ALGER
Jean Brune... à grands traits
et...
Riches de tant d'amour
extraits du numéro 9, 15 mars 1980, de "l'Algérianiste", bulletin d'idées et d'information, avec l'autorisation de la direction actuelle de la revue "l'Algérianiste"
sur site le 24-9-2009

13 Ko
retour
 

Jean Brune... à grands traits

Nous avons demandé à Francine Dessaigne de nous - dessiner un portrait de Jean Brune, car, depuis de longs mois, elle poursuit cette image en interrogeant tous ceux qui l'ont connu, s'efforçant de reconstruire ce personnage hors du commun, trop tôt disparu.
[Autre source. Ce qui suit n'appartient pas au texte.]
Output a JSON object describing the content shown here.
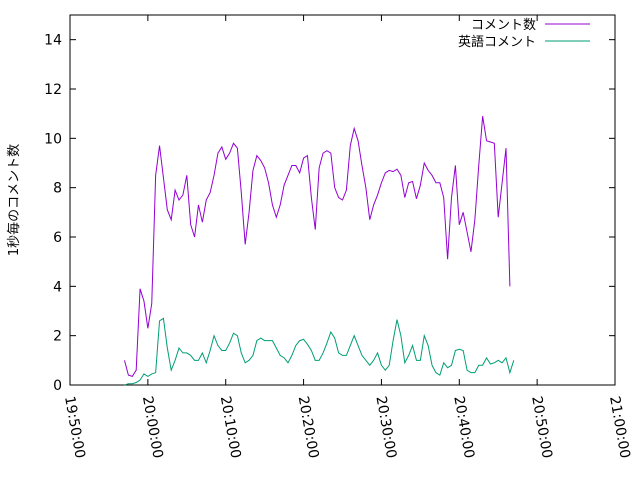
{
  "chart_data": {
    "type": "line",
    "title": "",
    "xlabel": "",
    "ylabel": "1秒毎のコメント数",
    "x_start": "19:50:00",
    "x_end": "21:00:00",
    "x_ticks": [
      "19:50:00",
      "20:00:00",
      "20:10:00",
      "20:20:00",
      "20:30:00",
      "20:40:00",
      "20:50:00",
      "21:00:00"
    ],
    "ylim": [
      0,
      15
    ],
    "y_ticks": [
      "0",
      "2",
      "4",
      "6",
      "8",
      "10",
      "12",
      "14"
    ],
    "legend_position": "top-right",
    "grid": false,
    "series": [
      {
        "name": "コメント数",
        "color": "#9400d3",
        "points": [
          [
            "19:57:00",
            1.0
          ],
          [
            "19:57:30",
            0.4
          ],
          [
            "19:58:00",
            0.35
          ],
          [
            "19:58:30",
            0.6
          ],
          [
            "19:59:00",
            3.9
          ],
          [
            "19:59:30",
            3.4
          ],
          [
            "20:00:00",
            2.3
          ],
          [
            "20:00:30",
            3.3
          ],
          [
            "20:01:00",
            8.5
          ],
          [
            "20:01:30",
            9.7
          ],
          [
            "20:02:00",
            8.4
          ],
          [
            "20:02:30",
            7.1
          ],
          [
            "20:03:00",
            6.7
          ],
          [
            "20:03:30",
            7.9
          ],
          [
            "20:04:00",
            7.5
          ],
          [
            "20:04:30",
            7.7
          ],
          [
            "20:05:00",
            8.5
          ],
          [
            "20:05:30",
            6.5
          ],
          [
            "20:06:00",
            6.0
          ],
          [
            "20:06:30",
            7.3
          ],
          [
            "20:07:00",
            6.6
          ],
          [
            "20:07:30",
            7.5
          ],
          [
            "20:08:00",
            7.8
          ],
          [
            "20:08:30",
            8.5
          ],
          [
            "20:09:00",
            9.4
          ],
          [
            "20:09:30",
            9.65
          ],
          [
            "20:10:00",
            9.15
          ],
          [
            "20:10:30",
            9.4
          ],
          [
            "20:11:00",
            9.8
          ],
          [
            "20:11:30",
            9.6
          ],
          [
            "20:12:00",
            7.8
          ],
          [
            "20:12:30",
            5.7
          ],
          [
            "20:13:00",
            7.0
          ],
          [
            "20:13:30",
            8.7
          ],
          [
            "20:14:00",
            9.3
          ],
          [
            "20:14:30",
            9.1
          ],
          [
            "20:15:00",
            8.8
          ],
          [
            "20:15:30",
            8.2
          ],
          [
            "20:16:00",
            7.3
          ],
          [
            "20:16:30",
            6.8
          ],
          [
            "20:17:00",
            7.3
          ],
          [
            "20:17:30",
            8.1
          ],
          [
            "20:18:00",
            8.5
          ],
          [
            "20:18:30",
            8.9
          ],
          [
            "20:19:00",
            8.9
          ],
          [
            "20:19:30",
            8.6
          ],
          [
            "20:20:00",
            9.2
          ],
          [
            "20:20:30",
            9.3
          ],
          [
            "20:21:00",
            7.6
          ],
          [
            "20:21:30",
            6.3
          ],
          [
            "20:22:00",
            8.8
          ],
          [
            "20:22:30",
            9.4
          ],
          [
            "20:23:00",
            9.5
          ],
          [
            "20:23:30",
            9.4
          ],
          [
            "20:24:00",
            8.0
          ],
          [
            "20:24:30",
            7.6
          ],
          [
            "20:25:00",
            7.5
          ],
          [
            "20:25:30",
            7.9
          ],
          [
            "20:26:00",
            9.7
          ],
          [
            "20:26:30",
            10.4
          ],
          [
            "20:27:00",
            9.9
          ],
          [
            "20:27:30",
            8.9
          ],
          [
            "20:28:00",
            8.0
          ],
          [
            "20:28:30",
            6.7
          ],
          [
            "20:29:00",
            7.3
          ],
          [
            "20:29:30",
            7.7
          ],
          [
            "20:30:00",
            8.2
          ],
          [
            "20:30:30",
            8.6
          ],
          [
            "20:31:00",
            8.7
          ],
          [
            "20:31:30",
            8.65
          ],
          [
            "20:32:00",
            8.75
          ],
          [
            "20:32:30",
            8.5
          ],
          [
            "20:33:00",
            7.6
          ],
          [
            "20:33:30",
            8.2
          ],
          [
            "20:34:00",
            8.25
          ],
          [
            "20:34:30",
            7.55
          ],
          [
            "20:35:00",
            8.1
          ],
          [
            "20:35:30",
            9.0
          ],
          [
            "20:36:00",
            8.7
          ],
          [
            "20:36:30",
            8.5
          ],
          [
            "20:37:00",
            8.2
          ],
          [
            "20:37:30",
            8.2
          ],
          [
            "20:38:00",
            7.6
          ],
          [
            "20:38:30",
            5.1
          ],
          [
            "20:39:00",
            7.6
          ],
          [
            "20:39:30",
            8.9
          ],
          [
            "20:40:00",
            6.5
          ],
          [
            "20:40:30",
            7.0
          ],
          [
            "20:41:00",
            6.2
          ],
          [
            "20:41:30",
            5.4
          ],
          [
            "20:42:00",
            6.7
          ],
          [
            "20:42:30",
            8.9
          ],
          [
            "20:43:00",
            10.9
          ],
          [
            "20:43:30",
            9.9
          ],
          [
            "20:44:00",
            9.85
          ],
          [
            "20:44:30",
            9.8
          ],
          [
            "20:45:00",
            6.8
          ],
          [
            "20:45:30",
            8.2
          ],
          [
            "20:46:00",
            9.6
          ],
          [
            "20:46:30",
            4.0
          ]
        ]
      },
      {
        "name": "英語コメント",
        "color": "#009e73",
        "points": [
          [
            "19:57:00",
            0.0
          ],
          [
            "19:57:30",
            0.05
          ],
          [
            "19:58:00",
            0.05
          ],
          [
            "19:58:30",
            0.1
          ],
          [
            "19:59:00",
            0.2
          ],
          [
            "19:59:30",
            0.45
          ],
          [
            "20:00:00",
            0.35
          ],
          [
            "20:00:30",
            0.45
          ],
          [
            "20:01:00",
            0.5
          ],
          [
            "20:01:30",
            2.6
          ],
          [
            "20:02:00",
            2.7
          ],
          [
            "20:02:30",
            1.5
          ],
          [
            "20:03:00",
            0.6
          ],
          [
            "20:03:30",
            1.0
          ],
          [
            "20:04:00",
            1.5
          ],
          [
            "20:04:30",
            1.3
          ],
          [
            "20:05:00",
            1.3
          ],
          [
            "20:05:30",
            1.2
          ],
          [
            "20:06:00",
            1.0
          ],
          [
            "20:06:30",
            1.0
          ],
          [
            "20:07:00",
            1.3
          ],
          [
            "20:07:30",
            0.9
          ],
          [
            "20:08:00",
            1.4
          ],
          [
            "20:08:30",
            2.0
          ],
          [
            "20:09:00",
            1.6
          ],
          [
            "20:09:30",
            1.4
          ],
          [
            "20:10:00",
            1.4
          ],
          [
            "20:10:30",
            1.7
          ],
          [
            "20:11:00",
            2.1
          ],
          [
            "20:11:30",
            2.0
          ],
          [
            "20:12:00",
            1.3
          ],
          [
            "20:12:30",
            0.9
          ],
          [
            "20:13:00",
            1.0
          ],
          [
            "20:13:30",
            1.2
          ],
          [
            "20:14:00",
            1.8
          ],
          [
            "20:14:30",
            1.9
          ],
          [
            "20:15:00",
            1.8
          ],
          [
            "20:15:30",
            1.8
          ],
          [
            "20:16:00",
            1.8
          ],
          [
            "20:16:30",
            1.5
          ],
          [
            "20:17:00",
            1.2
          ],
          [
            "20:17:30",
            1.1
          ],
          [
            "20:18:00",
            0.9
          ],
          [
            "20:18:30",
            1.2
          ],
          [
            "20:19:00",
            1.6
          ],
          [
            "20:19:30",
            1.8
          ],
          [
            "20:20:00",
            1.85
          ],
          [
            "20:20:30",
            1.65
          ],
          [
            "20:21:00",
            1.4
          ],
          [
            "20:21:30",
            1.0
          ],
          [
            "20:22:00",
            1.0
          ],
          [
            "20:22:30",
            1.3
          ],
          [
            "20:23:00",
            1.7
          ],
          [
            "20:23:30",
            2.15
          ],
          [
            "20:24:00",
            1.9
          ],
          [
            "20:24:30",
            1.3
          ],
          [
            "20:25:00",
            1.2
          ],
          [
            "20:25:30",
            1.2
          ],
          [
            "20:26:00",
            1.6
          ],
          [
            "20:26:30",
            2.0
          ],
          [
            "20:27:00",
            1.6
          ],
          [
            "20:27:30",
            1.2
          ],
          [
            "20:28:00",
            1.0
          ],
          [
            "20:28:30",
            0.8
          ],
          [
            "20:29:00",
            1.0
          ],
          [
            "20:29:30",
            1.3
          ],
          [
            "20:30:00",
            0.8
          ],
          [
            "20:30:30",
            0.6
          ],
          [
            "20:31:00",
            0.8
          ],
          [
            "20:31:30",
            1.8
          ],
          [
            "20:32:00",
            2.65
          ],
          [
            "20:32:30",
            2.0
          ],
          [
            "20:33:00",
            0.9
          ],
          [
            "20:33:30",
            1.2
          ],
          [
            "20:34:00",
            1.6
          ],
          [
            "20:34:30",
            1.0
          ],
          [
            "20:35:00",
            1.0
          ],
          [
            "20:35:30",
            2.0
          ],
          [
            "20:36:00",
            1.6
          ],
          [
            "20:36:30",
            0.8
          ],
          [
            "20:37:00",
            0.5
          ],
          [
            "20:37:30",
            0.4
          ],
          [
            "20:38:00",
            0.9
          ],
          [
            "20:38:30",
            0.7
          ],
          [
            "20:39:00",
            0.8
          ],
          [
            "20:39:30",
            1.4
          ],
          [
            "20:40:00",
            1.45
          ],
          [
            "20:40:30",
            1.4
          ],
          [
            "20:41:00",
            0.6
          ],
          [
            "20:41:30",
            0.5
          ],
          [
            "20:42:00",
            0.5
          ],
          [
            "20:42:30",
            0.8
          ],
          [
            "20:43:00",
            0.8
          ],
          [
            "20:43:30",
            1.1
          ],
          [
            "20:44:00",
            0.85
          ],
          [
            "20:44:30",
            0.9
          ],
          [
            "20:45:00",
            1.0
          ],
          [
            "20:45:30",
            0.9
          ],
          [
            "20:46:00",
            1.1
          ],
          [
            "20:46:30",
            0.5
          ],
          [
            "20:47:00",
            1.0
          ]
        ]
      }
    ]
  }
}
Jean Brune, un rire sonore, une voix profonde, enveloppante, charmeuse, de mémorables colères, une main tendue, une silhouette trapue, une démarche qui danse, un journaliste à l'écriture brillante mais aussi l'obscur technicien qui sait, d'un seul coup d'oeil, adapter un texte à la surface indispensable pour l'équilibre de la page, un peintre au message tourmenté, un écrivain lyrique, un être décevant, inexplicable, inexpliqué, un ami fidèle... Je pourrais continuer sans fin l'inventaire du bon, du mauvais, des contrastes et des contraires, sans aucune certitude de fixer le personnage. Où est la vérité ? Partout, sans doute, multiple et nuancée.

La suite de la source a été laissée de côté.